14

LAS vagonetas saturadas de escombros se deslizaban por la pendiente de Villa Jovis conducidas por un par de chiquillos de rostro atezado que no vacilaban en encajar sus pies desnudos sobre las ruedas para frenarlas. Al llegar al acantilado las volcaban en un derrubio donde mastro Vincenzo organizaba la criba: todo lo que no fuera roba di Timberio o ruina egiziaca se arrojaba al mar. Habían cavado un pozo de más de treinta metros, las corveas de jornaleros subían la tierra en grandes serones que cargaban sobre sus cabezas. Abajo, los zapadores trabajaban extremando las precauciones. Al fin habían encontrado una tumba, una verdadera tumba egipcia. Fersen compareció en cuanto fue informado. Conway ya estaba allá. Le acompañaba el doctor Messori. Uno y otro examinaban el insólito sarcófago. No tenía forma humana, sino la de un animal: un gran carnero sentado cubierto con una máscara de yeso sobre su rostro y el disco solar entre sus cuernos.

—¡Por la sangre de san Gennaro, es el mismo dios Khnum! —exclamó el barón, absolutamente extasiado—. Y si se trata de un sarcófago, dentro tiene que guardar algo importante. ¿A qué espera para abrirlo?

—Ya lo hemos hecho, y eso es todo lo que hay —repuso el escocés, impasible, indicando un bulto a su espalda—. Una momia, sí, pero no la que usted imagina…

—La momia de un apestoso carnero, signore —apostilló Messori—. Será un dios, pero mal asunto si pretende darle gusto al arroz con sus criadillas.

El barón ignoró las ironías del doctor y volvió a interpelar a Conway.

—Pero al menos será egipcio, ¿no? Tiene que ser egipcio.

—Ni siquiera eso, Fersen. Se trata de una copia romana. Probablemente estamos cerca de un santuario consagrado a Júpiter Amonio, el dios que preside los oráculos.

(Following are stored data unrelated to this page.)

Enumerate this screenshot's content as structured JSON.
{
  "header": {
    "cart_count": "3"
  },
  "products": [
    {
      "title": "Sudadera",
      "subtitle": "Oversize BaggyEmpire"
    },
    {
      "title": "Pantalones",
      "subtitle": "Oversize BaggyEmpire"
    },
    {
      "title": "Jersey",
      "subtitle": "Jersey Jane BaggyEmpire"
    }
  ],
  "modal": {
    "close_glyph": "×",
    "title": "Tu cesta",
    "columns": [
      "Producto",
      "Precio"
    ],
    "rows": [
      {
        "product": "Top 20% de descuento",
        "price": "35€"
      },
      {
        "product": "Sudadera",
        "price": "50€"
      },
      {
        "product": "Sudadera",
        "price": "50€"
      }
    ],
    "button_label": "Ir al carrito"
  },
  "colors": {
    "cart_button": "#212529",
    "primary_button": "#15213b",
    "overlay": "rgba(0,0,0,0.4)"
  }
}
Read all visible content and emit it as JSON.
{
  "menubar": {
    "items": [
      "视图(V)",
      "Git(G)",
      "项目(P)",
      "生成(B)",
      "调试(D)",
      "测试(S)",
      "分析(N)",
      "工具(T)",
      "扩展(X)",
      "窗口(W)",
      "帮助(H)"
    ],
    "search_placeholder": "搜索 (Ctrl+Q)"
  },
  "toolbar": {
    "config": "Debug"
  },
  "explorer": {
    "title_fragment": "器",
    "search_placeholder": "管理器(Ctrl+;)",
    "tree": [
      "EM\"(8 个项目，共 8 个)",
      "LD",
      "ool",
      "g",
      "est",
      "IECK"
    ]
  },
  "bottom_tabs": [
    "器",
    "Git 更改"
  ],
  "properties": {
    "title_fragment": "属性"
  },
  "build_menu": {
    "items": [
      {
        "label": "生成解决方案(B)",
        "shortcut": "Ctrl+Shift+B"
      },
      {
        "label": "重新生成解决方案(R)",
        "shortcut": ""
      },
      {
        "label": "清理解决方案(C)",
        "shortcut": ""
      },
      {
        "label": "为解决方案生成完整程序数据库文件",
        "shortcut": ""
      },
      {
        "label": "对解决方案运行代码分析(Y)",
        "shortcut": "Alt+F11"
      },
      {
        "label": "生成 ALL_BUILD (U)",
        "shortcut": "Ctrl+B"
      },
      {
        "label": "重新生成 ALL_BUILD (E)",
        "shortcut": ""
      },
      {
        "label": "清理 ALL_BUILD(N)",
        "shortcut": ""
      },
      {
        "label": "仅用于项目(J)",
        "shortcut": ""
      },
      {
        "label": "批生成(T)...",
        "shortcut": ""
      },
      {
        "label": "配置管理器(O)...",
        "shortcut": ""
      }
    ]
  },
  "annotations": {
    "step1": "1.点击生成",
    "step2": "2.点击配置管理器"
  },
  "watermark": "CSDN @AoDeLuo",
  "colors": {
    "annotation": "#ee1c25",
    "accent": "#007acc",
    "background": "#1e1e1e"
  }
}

—Entonces, ¿qué demonios nos espera ahí abajo?

—Me temo que algo muy peligroso.

—Explíquese, por favor.

—Los últimos obreros que han subido de la galería aseguran que apesta a amoniaco. Seguro que no necesita que le recuerde que esta palabra procede de Amón, el gran dios tebano que Augusto incorporó a su panteón.

Fersen ya estaba elucubrando una nueva maldición, il Dottore se le adelantó.

—El peligro está en el amoniaco, se trata de un fluido altamente tóxico.

—¿Y de dónde procede, de las entrañas de la tierra?

—Más o menos… Los templos de Amón se consagraban vertiendo en un estanque una gran cantidad de cuernos de carnero que, al descomponerse, segregaban sales de amoniaco. Cuando el emperador solicitaba su consejo a los adivinos, estos arrojaban un objeto personal al estanque e interpretaban su futuro observando sus reflejos. La elocuencia se la garantizaba la inhalación de los efluvios tóxicos: entraban en trance.

—Muy bien, todo eso está muy bien… ¿Pero por qué está tan seguro de que allá abajo no nos está esperando la momia de Akenatón?

—Evidentemente —resolvió el escocés—, porque Atón y Amón son antitéticos.

Fersen estaba sobrexcitado, ninguna explicación hubiera podido detenerle.

—Es igual. ¡Quiero bajar a la cisterna, ahora mismo!

El escocés cruzó una mirada con Messori, luego se volvió hacia él.

—Contaba con que no le convenceríamos —dijo, tendiéndole una mascarilla—, tenga, póngase esto y agárrese bien a la cuerda.

Uno tras otro, los tres provistos de lámparas y mascarillas, se hicieron descender hasta el fondo del pozo, donde se abría una laguna sin entrada por la parte del mar. Una neblina blancuzca permanecía en suspensión sobre las aguas, apestaba a amoniaco. Los peones, que trabajaban por relevos de quince minutos, no extraían más que restos de esqueletos y cuernos de carnero. La vista del osario impresionó a Fersen, que se agarraba a Conway atemorizado ante aquel cónclave de muertos.

—Ya lo ve —concluyó el escocés—, se trata de una tumba de inspiración egipcia pero plenamente romana. La tumba de los arúspices de Tiberio, o de Augusto.

Merde! —gruñó Fersen—. ¡Tanto dinero para nada!

—Es usted injusto con nuestro trabajo, señor —le reconvino Conway—. Estos hombres han sacado de aquí media docena de estatuas que se disputarían los mejores museos del mundo.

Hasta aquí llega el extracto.